Two-time Olympic gold medalist Kayla Harrison is going to fight for another one of those giant PFL checks on Wednesday night, which means it’s time again for reporters to ask UFC President Dana White if he’s ready to get serious about signing her.

The answer? Eh, not really. Not if she actually expects to be paid that kind of money on the regular. Here’s White talking to the Canadian homie Aaron Bronsteter.

“They pay her an obscene amount of money to fight over there. If I was her, I’d stay right where she is and keep picking off the people over (there). When you come here? You know, Amanda Nunes is no joke. (Valentina) Shevchenko is no joke. Rose Namajunas is no … these are all the best women in the world. These are the best female fighters in the world.

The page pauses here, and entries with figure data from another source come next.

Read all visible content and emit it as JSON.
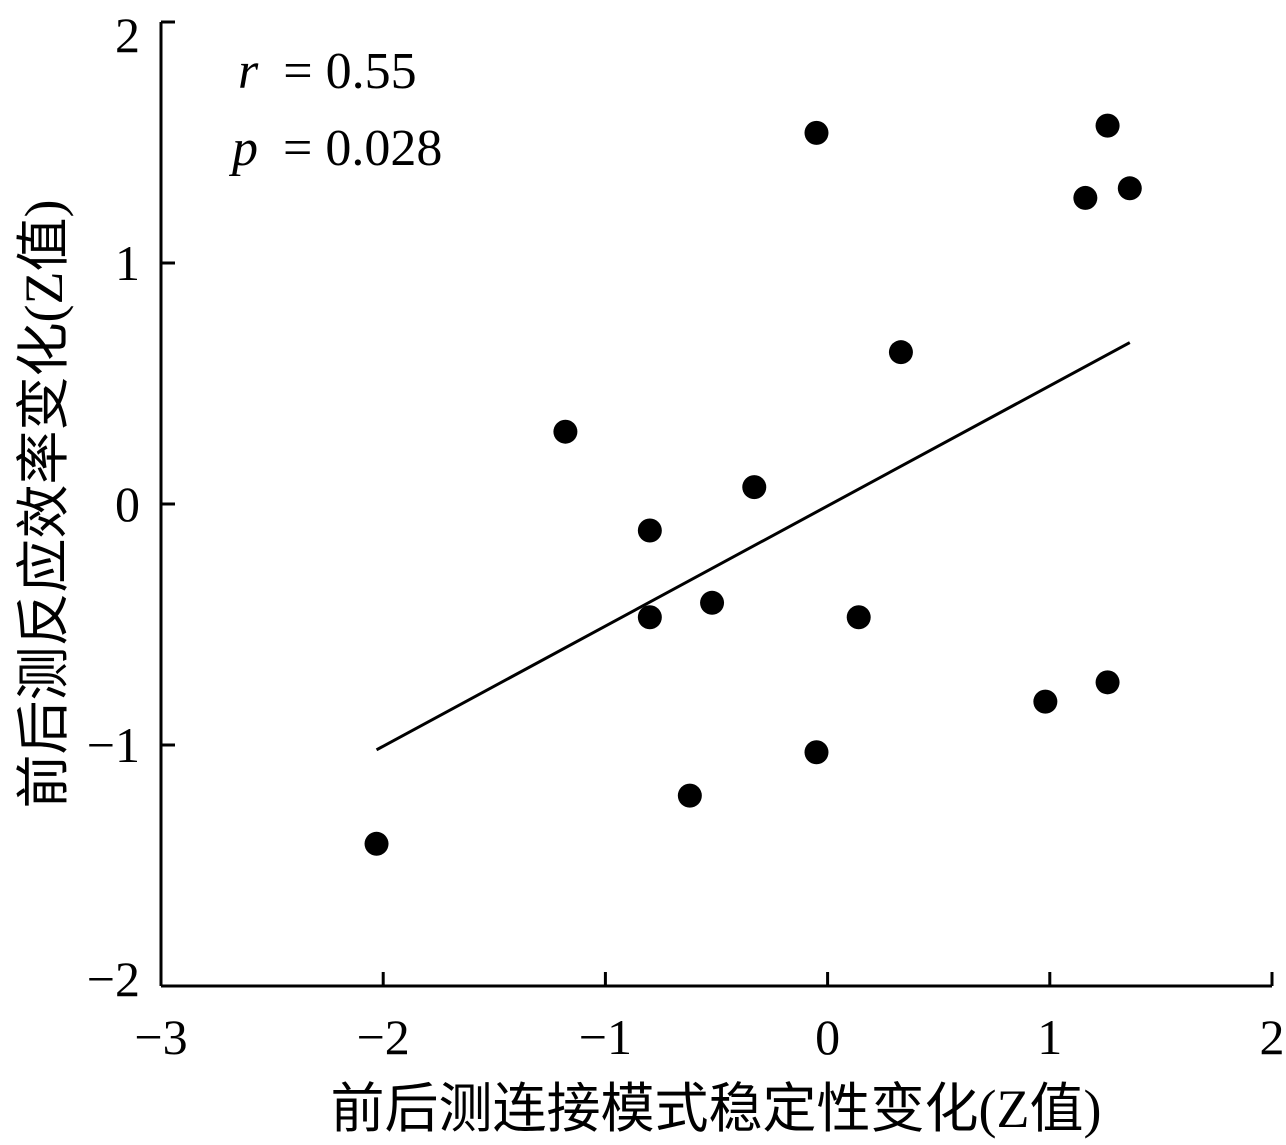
{
  "chart_data": {
    "type": "scatter",
    "xlabel": "前后测连接模式稳定性变化(Z值)",
    "ylabel": "前后测反应效率变化(Z值)",
    "xlim": [
      -3,
      2
    ],
    "ylim": [
      -2,
      2
    ],
    "x_ticks": [
      -3,
      -2,
      -1,
      0,
      1,
      2
    ],
    "y_ticks": [
      -2,
      -1,
      0,
      1,
      2
    ],
    "x_tick_labels": [
      "−3",
      "−2",
      "−1",
      "0",
      "1",
      "2"
    ],
    "y_tick_labels": [
      "−2",
      "−1",
      "0",
      "1",
      "2"
    ],
    "annotations": {
      "r_symbol": "r",
      "r_value": "= 0.55",
      "p_symbol": "p",
      "p_value": "= 0.028"
    },
    "points": [
      {
        "x": -2.03,
        "y": -1.41
      },
      {
        "x": -1.18,
        "y": 0.3
      },
      {
        "x": -0.8,
        "y": -0.11
      },
      {
        "x": -0.8,
        "y": -0.47
      },
      {
        "x": -0.62,
        "y": -1.21
      },
      {
        "x": -0.52,
        "y": -0.41
      },
      {
        "x": -0.33,
        "y": 0.07
      },
      {
        "x": -0.05,
        "y": 1.54
      },
      {
        "x": -0.05,
        "y": -1.03
      },
      {
        "x": 0.14,
        "y": -0.47
      },
      {
        "x": 0.33,
        "y": 0.63
      },
      {
        "x": 0.98,
        "y": -0.82
      },
      {
        "x": 1.16,
        "y": 1.27
      },
      {
        "x": 1.26,
        "y": 1.57
      },
      {
        "x": 1.26,
        "y": -0.74
      },
      {
        "x": 1.36,
        "y": 1.31
      }
    ],
    "fit_line": {
      "x": [
        -2.03,
        1.36
      ],
      "y": [
        -1.02,
        0.67
      ]
    },
    "grid": false,
    "legend": "none"
  }
}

I don’t blame her. I would stay there and keep fighting the type of women she’s fighting there before I would come here and fight an Amanda Nunes, that’s for damn sure.”

So that’s helpful career advice for Harrison. Might give you something to chew on if you’re one of those women fighting in the UFC, however, especially when you consider the ramifications of that whole “obscene amount of money” comment.

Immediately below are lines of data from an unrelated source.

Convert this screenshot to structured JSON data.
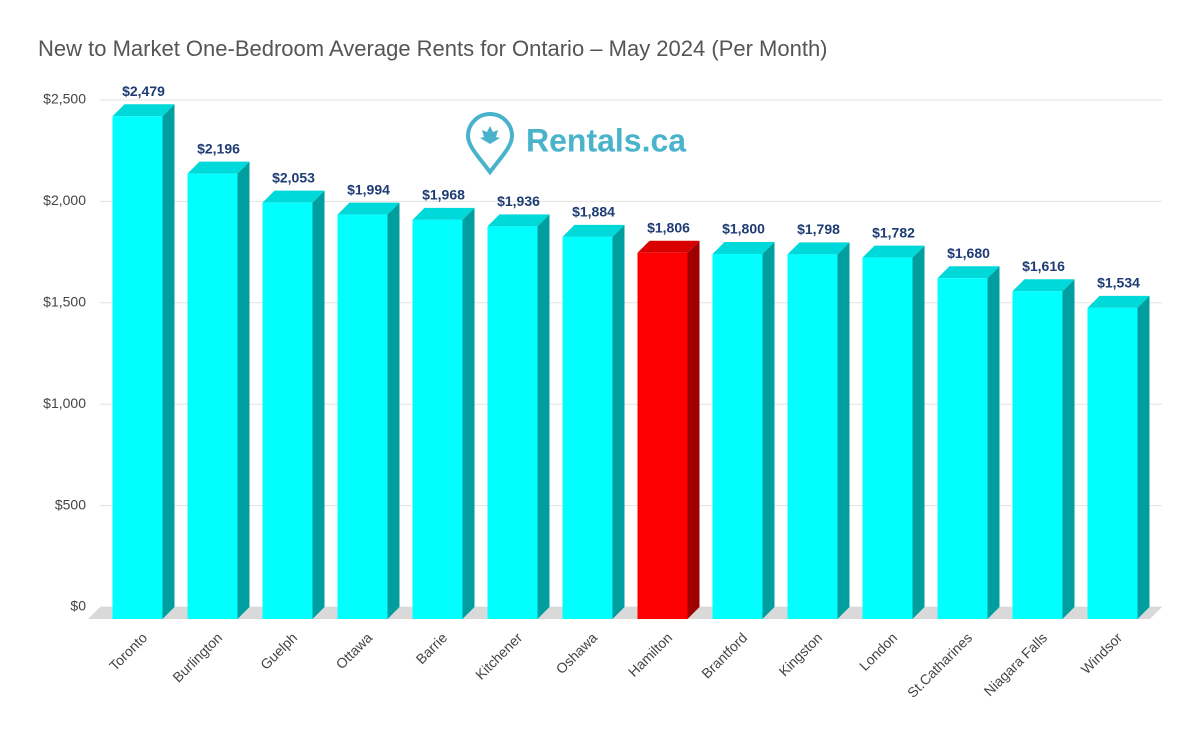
{
  "chart_data": {
    "type": "bar3d",
    "title": "New to Market One-Bedroom Average Rents for Ontario – May 2024  (Per Month)",
    "watermark": "Rentals.ca",
    "categories": [
      "Toronto",
      "Burlington",
      "Guelph",
      "Ottawa",
      "Barrie",
      "Kitchener",
      "Oshawa",
      "Hamilton",
      "Brantford",
      "Kingston",
      "London",
      "St.Catharines",
      "Niagara Falls",
      "Windsor"
    ],
    "values": [
      2479,
      2196,
      2053,
      1994,
      1968,
      1936,
      1884,
      1806,
      1800,
      1798,
      1782,
      1680,
      1616,
      1534
    ],
    "value_labels": [
      "$2,479",
      "$2,196",
      "$2,053",
      "$1,994",
      "$1,968",
      "$1,936",
      "$1,884",
      "$1,806",
      "$1,800",
      "$1,798",
      "$1,782",
      "$1,680",
      "$1,616",
      "$1,534"
    ],
    "colors": [
      "#00ffff",
      "#00ffff",
      "#00ffff",
      "#00ffff",
      "#00ffff",
      "#00ffff",
      "#00ffff",
      "#ff0000",
      "#00ffff",
      "#00ffff",
      "#00ffff",
      "#00ffff",
      "#00ffff",
      "#00ffff"
    ],
    "ylim": [
      0,
      2500
    ],
    "yticks": [
      {
        "value": 0,
        "label": "$0"
      },
      {
        "value": 500,
        "label": "$500"
      },
      {
        "value": 1000,
        "label": "$1,000"
      },
      {
        "value": 1500,
        "label": "$1,500"
      },
      {
        "value": 2000,
        "label": "$2,000"
      },
      {
        "value": 2500,
        "label": "$2,500"
      }
    ],
    "grid": true
  }
}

When Harrison signed a new deal with PFL in the fall of 2019, she said it would likely make her one of the highest-paid female fighters in the sport. Her disclosed payout for her win at PFL 7 that October was $125,000 – and $100,000 of that was in base pay. Of course, that was two years ago and she also gets to fight for the million-dollar grand prize at the end of the season, which at this point feels like money in her pocket seeing as how she is much, much better at fighting than everyone she faces in PFL.

That’s good money, sure, but is it really so crazy? She’s a goddamn Olympic gold medalist who gets in a cage and fights people three or four times a year. She’s basically the main attraction for PFL these days, and even if you take the grand prize as a given for her, she’s still probably making mid-range NFL kicker money after you take her training camp expenses and management fees into account.

So if you’re a female champion in the UFC and you just heard your boss refer to that kind of money as “obscene,” what has he just told you about the limitations on your own earning power within his company?

Here’s where we could also point out that the UFC itself is obscenely profitable. And White? He’s gotten obscenely wealthy over the years. (Just saying, it ain’t Harrison who’s buying her neighbors’ houses so she can knock them down. Shit, she might not even have a weapons room in her house. Fucking pauper by comparison.)

But forget all that for a minute. Just picture yourself as a female fighter in the UFC. Maybe you’re already champ. Maybe you’re trying hard to get there and hoping for a $50,000 bonus on your next fight to keep you from falling into debt. Then you see the boss out there rolling his eyes at the idea of another female fighter – an undefeated one with two gold medals on her shelf at home – making actual pro athlete money. Not Lebron James money, mind you. Not Aaron Rodgers money. Just, like, pretty good left fielder money. And in MMA! How obscene!

So say you’re a UFC fighter. How are you not supposed to hear that and not spend the rest of the day staring blankly out the window and thinking about your life?

And then there’s the other part, all this stuff about quality of competition. White’s not lying when he says Nunes and Shevchenko and Namajunas are great fighters. But he’s also offering all this up as a sort of public negotiating strategy. The unstated premise is, ‘of course she’d rather make more money fighting easier opponents, because she’s not BAD ASS enough to come take a pay cut in exchange for harder fights.’

Don’t kid yourself, that is really the argument he’s making here. Instead of trying to offer Harrison more money than she’s making in the PFL, he’s trying to make the case that she’s overpaid already and doesn’t have what it takes to fight cheap.

Does that seem likely to bring Harrison running to the UFC? It does not. But White has the luxury of not having to give a shit, since the current UFC business model is based on churning out hours of content and doing it as cheaply as possible. And. It’s. Fucking. Working.

Just don’t think too hard about it if you’re one of those women he name-checked as a contrast to Harrison. If you do, you might realize what he’s really saying here. And then you’ll just get sad.